Страница 1 из 79
Н. А. Лейкинъ
Гдѣ апельсины зрѣютъ
Юмористическое описаніе путешествія супруговъ
Николая Ивановича и Глафиры Семеновны Ивановыхъ
по Ривьерѣ и Италіи
I
Было около одиннадцати часовъ вечера. Въ Марселѣ, въ ожиданіи ниццскаго поѣзда, отправляющагося въ полночь, сидѣли на станціи въ буфетѣ трое русскихъ: петербургскій купецъ Николай Ивановичъ Ивановъ, среднихъ лѣтъ мужчина, плотный и съ округлившимся брюшкомъ, его супруга Глафира Семеновна, молодая полная женщина и ихъ спутникъ, тоже петербургскій купецъ Иванъ Кондратьевичъ Конуринъ.
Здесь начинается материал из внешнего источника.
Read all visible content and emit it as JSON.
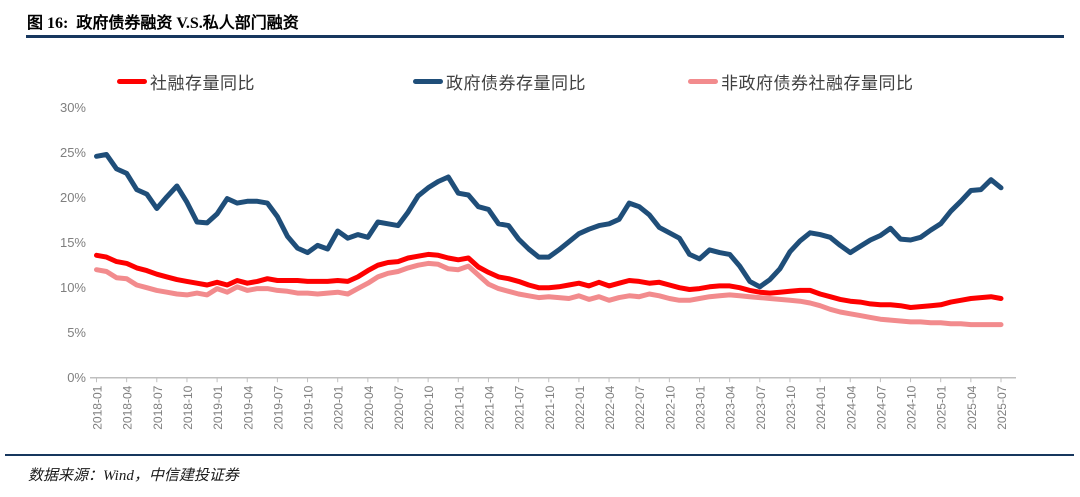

Путешественники были одѣты по послѣдней парижской модѣ, даже бороды у мужчинъ были подстрижены на французскій манеръ, но русская купеческая складка такъ и сквозила у нихъ во всемъ. Сидѣли они за столикомъ съ остатками ужина и не убранной еще посудой и попивали красное вино. Около нихъ на полу лежалъ ихъ ручной багажъ, между которымъ главнымъ образомъ выдѣлялся свертокъ въ ремняхъ съ большой подушкой въ красной кумачевой наволочкѣ. Мужчины не были веселы, хотя передъ ними и стояли три опорожненныя бутылки изъ подъ краснаго вина и на половину отпитый графинчикъ коньяку. Они были слишкомъ утомлены большимъ переѣздомъ изъ Парижа въ Марсель и разговаривали, позѣвывая. Позѣвывала и ихъ дама. Она очищала отъ кожи апельсинъ и говорила:
— Какъ только пріѣдемъ въ Италію — сейчасъ-же куплю себѣ гдѣ-нибудь въ фруктовомъ саду большую вѣтку съ апельсинами, запакую ее въ корзинку и повезу въ Петербургъ всѣмъ на показъ, чтобъ знали, что мы въ апельсинномъ государствѣ были.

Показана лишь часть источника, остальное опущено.